Bobby continually talked about the royalties he was owed for the Russian-language edition of My 60 Memorable Games, and Lilienthal sent a letter to Kirsan Ilyumzhinov, the current president of FIDE, and signed Bobby’s name to it (without his knowledge), asking for a meeting. At one of his press conferences in Yugoslavia, Bobby had said, just to open discussions about how much was owed him, that the Russian publishers would have to pay $100,000, but that it was possible he really was owed “millions.” Ilyumzhinov was also the president of th
e Russian Republic of Kalmykia, on the northwest shores of the Caspian Sea. An extraordinarily wealthy man with a passion for chess, he wanted to pay Bobby some of the royalties that were due him. He relayed a message to Lilienthal that he’d deliver the $100,000 in American cash to Bobby personally.
A meeting was arranged—a dinner at the Lilienthals’. It had been eighteen years since Bobby had broken off relations with FIDE, when he forfeited his match with Karpov, and therefore Bobby was not prone to be friendly, although Ilyumzhinov had had nothing to do with the organization at the time of the Karpov debacle. Speaking excellent English, Ilyumzhinov greeted Bobby and handed him a suitcase of money. Bobby sat there and resolutely counted every dollar. The dinner that followed was lively and cordial: Bobby showed Ilyumzhinov how Fischer Random was played, and he plied the president with questions about Russian politics. Ilyumzhinov recalled: “I was struck by how Fischer was up on everything that was happening in our country. He named our politicians and members of the government, and asked who I thought would win the elections.”
Offers of possible reconciliation between Bobby and FIDE were made that evening, and Ilyumzhinov suggested that Bobby move to Kalmykia, where he’d be given free land and a new house could be built to his specifications.
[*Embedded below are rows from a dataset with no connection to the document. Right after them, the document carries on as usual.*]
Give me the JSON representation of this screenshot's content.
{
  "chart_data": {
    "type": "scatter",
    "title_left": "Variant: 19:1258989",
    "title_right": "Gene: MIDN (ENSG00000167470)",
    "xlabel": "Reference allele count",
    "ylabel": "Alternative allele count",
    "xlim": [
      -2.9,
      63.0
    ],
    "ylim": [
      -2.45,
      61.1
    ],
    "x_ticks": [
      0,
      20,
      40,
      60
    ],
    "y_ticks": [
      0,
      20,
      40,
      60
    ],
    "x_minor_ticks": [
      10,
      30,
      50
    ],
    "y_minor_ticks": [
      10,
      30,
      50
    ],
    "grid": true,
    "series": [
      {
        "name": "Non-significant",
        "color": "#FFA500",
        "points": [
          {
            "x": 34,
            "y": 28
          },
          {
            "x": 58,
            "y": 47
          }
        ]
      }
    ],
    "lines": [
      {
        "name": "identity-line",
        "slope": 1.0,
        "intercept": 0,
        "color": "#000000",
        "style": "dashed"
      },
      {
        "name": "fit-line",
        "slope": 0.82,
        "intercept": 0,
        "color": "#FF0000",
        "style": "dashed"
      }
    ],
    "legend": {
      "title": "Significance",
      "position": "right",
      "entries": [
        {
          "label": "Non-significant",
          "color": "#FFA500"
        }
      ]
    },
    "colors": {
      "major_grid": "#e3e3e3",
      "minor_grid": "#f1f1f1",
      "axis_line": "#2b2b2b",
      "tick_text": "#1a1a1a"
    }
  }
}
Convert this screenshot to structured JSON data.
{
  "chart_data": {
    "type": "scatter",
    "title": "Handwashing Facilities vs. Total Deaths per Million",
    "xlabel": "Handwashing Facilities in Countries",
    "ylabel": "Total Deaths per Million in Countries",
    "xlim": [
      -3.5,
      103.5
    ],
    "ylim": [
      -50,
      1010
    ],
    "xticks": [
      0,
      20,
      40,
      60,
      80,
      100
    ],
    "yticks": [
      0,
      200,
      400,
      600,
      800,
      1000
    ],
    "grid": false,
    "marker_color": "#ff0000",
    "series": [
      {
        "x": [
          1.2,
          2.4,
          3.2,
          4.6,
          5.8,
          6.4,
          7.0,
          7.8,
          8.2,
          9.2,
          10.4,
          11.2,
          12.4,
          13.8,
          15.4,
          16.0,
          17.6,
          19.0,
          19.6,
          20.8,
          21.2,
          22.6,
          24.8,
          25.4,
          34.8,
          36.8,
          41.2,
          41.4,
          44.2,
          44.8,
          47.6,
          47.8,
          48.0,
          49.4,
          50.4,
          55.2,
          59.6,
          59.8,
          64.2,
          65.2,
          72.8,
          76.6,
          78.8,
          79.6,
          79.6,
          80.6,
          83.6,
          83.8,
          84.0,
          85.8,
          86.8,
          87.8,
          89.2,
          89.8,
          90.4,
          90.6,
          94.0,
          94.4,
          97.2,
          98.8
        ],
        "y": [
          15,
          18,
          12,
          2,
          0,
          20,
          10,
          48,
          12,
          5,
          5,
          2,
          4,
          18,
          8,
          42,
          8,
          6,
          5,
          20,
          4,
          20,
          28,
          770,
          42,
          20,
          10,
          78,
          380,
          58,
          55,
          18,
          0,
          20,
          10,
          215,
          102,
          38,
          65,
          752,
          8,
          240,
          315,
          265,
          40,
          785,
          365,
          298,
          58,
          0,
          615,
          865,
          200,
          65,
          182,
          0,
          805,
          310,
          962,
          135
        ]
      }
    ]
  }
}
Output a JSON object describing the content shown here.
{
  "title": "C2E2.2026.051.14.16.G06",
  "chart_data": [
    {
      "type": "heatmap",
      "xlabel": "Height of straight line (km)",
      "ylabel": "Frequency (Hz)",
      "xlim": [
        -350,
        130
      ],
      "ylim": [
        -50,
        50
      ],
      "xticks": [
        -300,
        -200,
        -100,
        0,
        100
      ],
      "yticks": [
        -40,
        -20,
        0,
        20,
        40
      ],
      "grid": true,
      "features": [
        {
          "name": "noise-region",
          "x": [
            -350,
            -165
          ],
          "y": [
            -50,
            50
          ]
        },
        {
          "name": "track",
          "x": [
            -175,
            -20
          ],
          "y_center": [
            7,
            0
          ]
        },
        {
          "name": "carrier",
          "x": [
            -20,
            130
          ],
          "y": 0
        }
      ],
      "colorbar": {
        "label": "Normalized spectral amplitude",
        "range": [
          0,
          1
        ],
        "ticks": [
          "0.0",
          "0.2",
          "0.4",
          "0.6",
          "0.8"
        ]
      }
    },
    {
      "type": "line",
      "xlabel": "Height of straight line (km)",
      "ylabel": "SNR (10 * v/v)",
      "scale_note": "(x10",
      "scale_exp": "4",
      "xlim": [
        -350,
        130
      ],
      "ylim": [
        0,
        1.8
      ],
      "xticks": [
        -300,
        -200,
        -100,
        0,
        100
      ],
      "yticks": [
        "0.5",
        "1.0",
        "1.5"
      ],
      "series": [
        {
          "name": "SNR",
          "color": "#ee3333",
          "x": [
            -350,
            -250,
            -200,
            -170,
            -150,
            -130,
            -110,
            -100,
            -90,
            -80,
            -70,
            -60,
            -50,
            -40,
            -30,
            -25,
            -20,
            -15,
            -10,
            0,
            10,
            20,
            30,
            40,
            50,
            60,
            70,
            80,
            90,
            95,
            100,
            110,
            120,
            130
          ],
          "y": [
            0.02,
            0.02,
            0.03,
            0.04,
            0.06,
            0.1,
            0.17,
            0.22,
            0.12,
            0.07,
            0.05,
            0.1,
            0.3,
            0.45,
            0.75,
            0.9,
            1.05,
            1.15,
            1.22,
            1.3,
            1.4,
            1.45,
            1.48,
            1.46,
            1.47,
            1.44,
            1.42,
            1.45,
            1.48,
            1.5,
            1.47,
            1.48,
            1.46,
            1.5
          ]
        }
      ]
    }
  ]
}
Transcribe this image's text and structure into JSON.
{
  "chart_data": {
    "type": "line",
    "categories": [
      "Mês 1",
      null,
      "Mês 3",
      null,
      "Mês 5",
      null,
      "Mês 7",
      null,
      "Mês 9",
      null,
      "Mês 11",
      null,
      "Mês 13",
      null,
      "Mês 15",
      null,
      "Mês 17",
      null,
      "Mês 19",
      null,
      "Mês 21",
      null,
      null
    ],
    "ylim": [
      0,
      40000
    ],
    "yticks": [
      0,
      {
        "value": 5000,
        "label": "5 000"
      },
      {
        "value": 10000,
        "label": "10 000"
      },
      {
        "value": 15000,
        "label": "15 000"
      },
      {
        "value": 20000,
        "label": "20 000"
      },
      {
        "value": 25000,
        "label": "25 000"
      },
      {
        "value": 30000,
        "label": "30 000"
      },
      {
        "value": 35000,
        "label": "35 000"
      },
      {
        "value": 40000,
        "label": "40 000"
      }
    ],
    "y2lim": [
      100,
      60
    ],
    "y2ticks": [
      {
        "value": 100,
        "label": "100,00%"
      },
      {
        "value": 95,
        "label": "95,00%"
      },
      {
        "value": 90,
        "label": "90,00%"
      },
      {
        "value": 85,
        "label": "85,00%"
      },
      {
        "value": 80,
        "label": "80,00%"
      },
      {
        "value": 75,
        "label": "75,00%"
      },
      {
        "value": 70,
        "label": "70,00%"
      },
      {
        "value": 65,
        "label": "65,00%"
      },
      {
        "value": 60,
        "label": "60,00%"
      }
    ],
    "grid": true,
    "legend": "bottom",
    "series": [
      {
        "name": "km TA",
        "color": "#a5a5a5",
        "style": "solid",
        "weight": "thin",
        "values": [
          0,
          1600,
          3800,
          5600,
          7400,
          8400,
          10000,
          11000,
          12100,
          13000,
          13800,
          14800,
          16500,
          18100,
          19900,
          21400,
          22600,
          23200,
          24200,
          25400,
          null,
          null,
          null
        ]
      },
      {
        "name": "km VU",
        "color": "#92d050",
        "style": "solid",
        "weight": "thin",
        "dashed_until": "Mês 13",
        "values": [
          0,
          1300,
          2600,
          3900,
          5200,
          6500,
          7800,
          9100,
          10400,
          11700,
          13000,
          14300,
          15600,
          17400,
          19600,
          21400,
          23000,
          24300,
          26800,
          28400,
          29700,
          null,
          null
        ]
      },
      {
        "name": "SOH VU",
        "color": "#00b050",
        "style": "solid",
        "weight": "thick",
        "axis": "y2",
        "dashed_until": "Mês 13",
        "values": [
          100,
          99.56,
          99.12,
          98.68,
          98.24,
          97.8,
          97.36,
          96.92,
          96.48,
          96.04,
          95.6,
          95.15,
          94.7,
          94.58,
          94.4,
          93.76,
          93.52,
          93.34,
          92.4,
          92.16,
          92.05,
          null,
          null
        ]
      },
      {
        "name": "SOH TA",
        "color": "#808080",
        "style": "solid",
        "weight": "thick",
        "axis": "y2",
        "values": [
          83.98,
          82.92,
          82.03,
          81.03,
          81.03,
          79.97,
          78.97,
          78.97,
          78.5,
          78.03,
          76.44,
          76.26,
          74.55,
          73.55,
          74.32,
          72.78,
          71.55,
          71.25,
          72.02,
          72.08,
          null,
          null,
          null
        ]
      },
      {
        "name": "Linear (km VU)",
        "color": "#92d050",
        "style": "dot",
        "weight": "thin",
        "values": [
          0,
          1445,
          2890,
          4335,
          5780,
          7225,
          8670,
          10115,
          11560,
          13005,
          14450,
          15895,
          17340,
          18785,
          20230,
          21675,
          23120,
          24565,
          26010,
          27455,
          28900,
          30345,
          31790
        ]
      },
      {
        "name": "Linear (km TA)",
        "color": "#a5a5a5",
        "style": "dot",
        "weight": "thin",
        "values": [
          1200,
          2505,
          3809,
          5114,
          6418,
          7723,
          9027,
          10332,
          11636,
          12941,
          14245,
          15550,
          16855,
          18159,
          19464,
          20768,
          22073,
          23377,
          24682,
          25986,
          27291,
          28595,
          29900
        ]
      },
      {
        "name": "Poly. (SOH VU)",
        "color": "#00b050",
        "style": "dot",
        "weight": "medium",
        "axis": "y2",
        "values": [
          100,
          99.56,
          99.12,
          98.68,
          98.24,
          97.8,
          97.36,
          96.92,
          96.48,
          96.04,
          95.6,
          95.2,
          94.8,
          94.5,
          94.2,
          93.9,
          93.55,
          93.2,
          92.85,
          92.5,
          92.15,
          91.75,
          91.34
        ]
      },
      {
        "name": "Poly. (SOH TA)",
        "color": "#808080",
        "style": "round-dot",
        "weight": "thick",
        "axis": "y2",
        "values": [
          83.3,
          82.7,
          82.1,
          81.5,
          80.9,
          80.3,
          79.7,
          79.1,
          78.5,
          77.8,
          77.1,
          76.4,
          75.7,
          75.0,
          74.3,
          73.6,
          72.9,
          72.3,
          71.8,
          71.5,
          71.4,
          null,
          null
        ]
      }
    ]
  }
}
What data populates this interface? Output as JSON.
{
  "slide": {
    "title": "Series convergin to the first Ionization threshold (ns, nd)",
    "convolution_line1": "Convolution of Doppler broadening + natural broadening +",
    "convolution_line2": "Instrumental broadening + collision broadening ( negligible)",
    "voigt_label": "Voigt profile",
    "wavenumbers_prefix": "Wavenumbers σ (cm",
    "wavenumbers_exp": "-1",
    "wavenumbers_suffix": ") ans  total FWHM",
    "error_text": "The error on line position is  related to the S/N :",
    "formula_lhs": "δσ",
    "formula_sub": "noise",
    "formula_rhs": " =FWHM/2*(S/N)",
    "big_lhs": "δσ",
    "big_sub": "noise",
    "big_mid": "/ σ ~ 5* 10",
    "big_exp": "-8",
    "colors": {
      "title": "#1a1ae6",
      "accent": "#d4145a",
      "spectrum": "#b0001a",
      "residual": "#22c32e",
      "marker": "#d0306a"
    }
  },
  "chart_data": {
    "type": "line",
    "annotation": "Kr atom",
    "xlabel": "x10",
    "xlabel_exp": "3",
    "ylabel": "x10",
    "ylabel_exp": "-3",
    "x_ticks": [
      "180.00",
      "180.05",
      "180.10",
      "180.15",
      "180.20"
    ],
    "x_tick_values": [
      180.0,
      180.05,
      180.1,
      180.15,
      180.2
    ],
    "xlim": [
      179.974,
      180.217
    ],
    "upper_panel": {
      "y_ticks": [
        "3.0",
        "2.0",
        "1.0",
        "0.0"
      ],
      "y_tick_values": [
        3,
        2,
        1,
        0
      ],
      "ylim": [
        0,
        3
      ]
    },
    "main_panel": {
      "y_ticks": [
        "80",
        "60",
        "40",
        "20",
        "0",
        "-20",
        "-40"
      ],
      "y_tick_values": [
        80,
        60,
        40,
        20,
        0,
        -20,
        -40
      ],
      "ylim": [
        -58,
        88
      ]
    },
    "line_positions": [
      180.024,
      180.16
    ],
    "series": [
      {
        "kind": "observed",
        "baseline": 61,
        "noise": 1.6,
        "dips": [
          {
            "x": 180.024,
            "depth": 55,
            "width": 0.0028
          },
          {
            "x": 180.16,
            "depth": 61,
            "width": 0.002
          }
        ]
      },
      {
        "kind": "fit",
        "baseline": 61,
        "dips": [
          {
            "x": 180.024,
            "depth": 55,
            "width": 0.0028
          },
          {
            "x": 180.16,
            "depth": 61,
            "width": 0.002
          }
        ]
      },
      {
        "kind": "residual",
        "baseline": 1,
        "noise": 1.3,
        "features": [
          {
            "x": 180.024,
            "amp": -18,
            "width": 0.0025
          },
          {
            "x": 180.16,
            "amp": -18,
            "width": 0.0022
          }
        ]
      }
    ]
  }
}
The federation president gave Bobby a deed for more than an acre of land in Elista, his capital city. Bobby thanked the president and asked about Kalmykia’s medical care program but did not accept Ilyumzhinov’s offer to live in Elista. Ilyumzhinov also offered to put up millions for another Fischer-Spassky match, but all Bobby would say was “I am only interested in Fischer Random.” Somehow, in the course of the conversation, Bobby learned that the letter that had been sent to Ilyumzhinov had his forged name on it. The evening was getting late, and Ilyumzhinov began to make motions to go, but before doing so, he asked Bobby to pose with him for a photograph. “No,” said Bobby ungraciously, silently fuming over what he regarded as two betrayals by Lilienthal (the photo and the forgery), “the $100,000 that you gave me doesn’t include a photograph.” Ilyumzhinov, the spurned suitor, left in a huff, and Bobby, the resentful friend, exited just behind him—with the money. Bobby always held that it was easier to forgive an enemy than a friend. He never saw the Lilienthals again.